How can you use A.1. sauce?

While A.1. is often referred to as a steak sauce, the company itself has been downplaying this aspect of it for decades. Ever since the 1960s, it has been encouraging people to eat its product on meats such as chicken, pork, and seafood, and in 2014 it officially removed the word "steak" from its name and began advertising itself as an all-purpose sauce. Manolova also endorses alternate uses for her copycat version and says she enjoys it on burgers, pulled pork sandwiches, and vegetables.

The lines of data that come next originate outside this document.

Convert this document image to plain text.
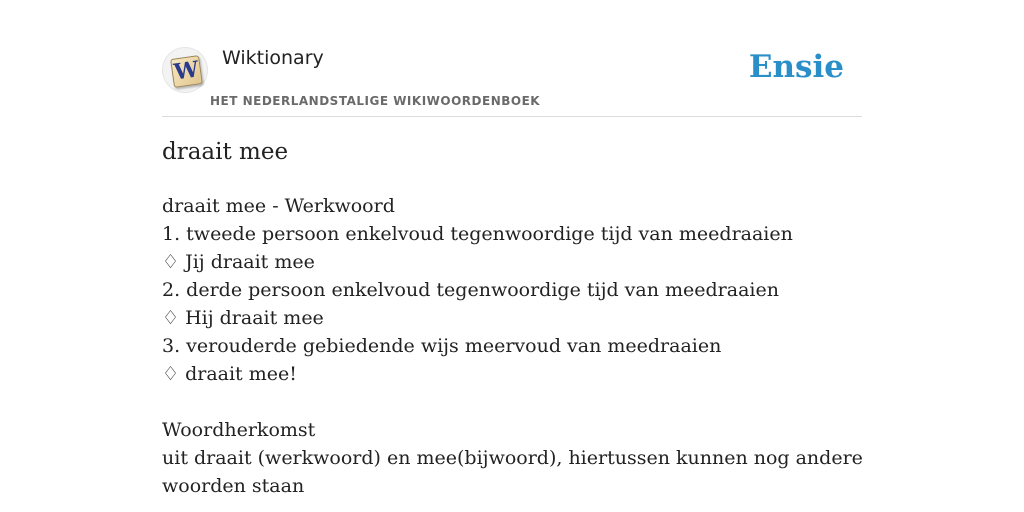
W Wiktionary
HET NEDERLANDSTALIGE WIKIWOORDENBOEK
Ensie
draait mee
draait mee - Werkwoord
1. tweede persoon enkelvoud tegenwoordige tijd van meedraaien
♢ Jij draait mee
2. derde persoon enkelvoud tegenwoordige tijd van meedraaien
♢ Hij draait mee
3. verouderde gebiedende wijs meervoud van meedraaien
♢ draait mee!
Woordherkomst
uit draait (werkwoord) en mee(bijwoord), hiertussen kunnen nog andere woorden staan
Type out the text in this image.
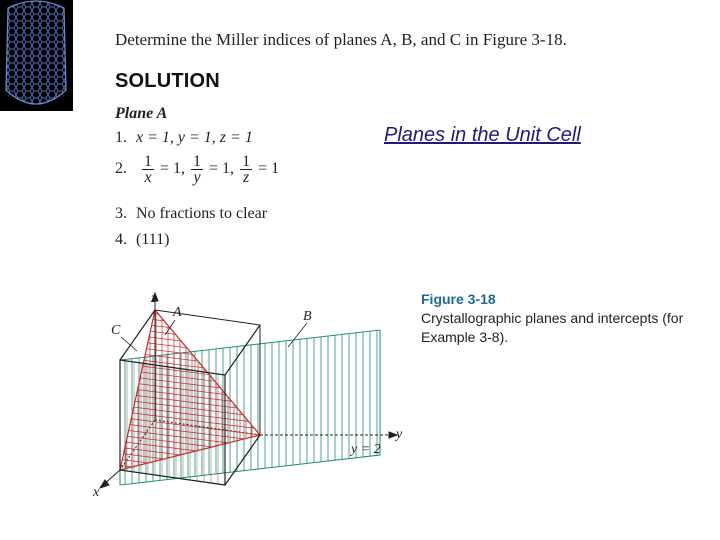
Determine the Miller indices of planes A, B, and C in Figure 3-18.
SOLUTION
Plane A
1. x = 1, y = 1, z = 1
2. $\frac{1}{x} = 1$, $\frac{1}{y} = 1$, $\frac{1}{z} = 1$
3. No fractions to clear
4. (111)
Planes in the Unit Cell
z
A
C
B
y
y = 2
x
Figure 3-18
Crystallographic planes and intercepts (for Example 3-8).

A.1. sauce — either our homemade version or the stuff from the bottle — can also be an ingredient added before cooking. It can be used to flavor a marinade for steak, pork, or chicken. Or, slather it on shrimp skewers before they're grilled. Brush it on top of a meatloaf as a glaze, or stir it into stew, sloppy Joe mix, or baked beans. Pretty much anywhere you might think to use barbecue sauce, you can try A.1. for a tangier, less-sweet twist.

Copycat A.1. Sauce Recipe
5 from 10 ratings
Our copycat A.1. sauce takes just like the original, and you can use it as a dipping sauce, in a marinade, as a glaze, or in any number of other contexts.
Prep Time
Cook Time
brown sauce on meat
Total time: 30 minutes
  • ¼ cup Worcestershire sauce
  • 3 tablespoons soy sauce
  • ¼ cup balsamic vinegar
  • ¼ cup orange juice
  • 3 tablespoons tomato paste
  • 3 tablespoons Dijon mustard
  • 1 teaspoon onion powder
  • ½ teaspoon garlic powder
  • ¼ teaspoon black pepper
  • ¼ cup raisins
  • ½ cup water
  • 2 tablespoons brown sugar
  1. In a saucepan, combine all of the ingredients and whisk them until homogeneous.
  2. Cook on medium heat for 25–30 minutes, until the sauce reaches your desired thickness.
  3. Pass the sauce through a sieve to remove the raisins.
  4. Use as needed.
Calories per Serving 212
Total Fat 1.2 g
Saturated Fat 0.1 g
Trans Fat 0.0 g
Cholesterol 0.0 mg
Total Carbohydrates 47.4 g
Dietary Fiber 3.4 g
Total Sugars 34.8 g
Sodium 2,234.0 mg
Protein 5.2 g
The information shown is Edamam’s estimate based on available ingredients and preparation. It should not be considered a substitute for a professional nutritionist’s advice.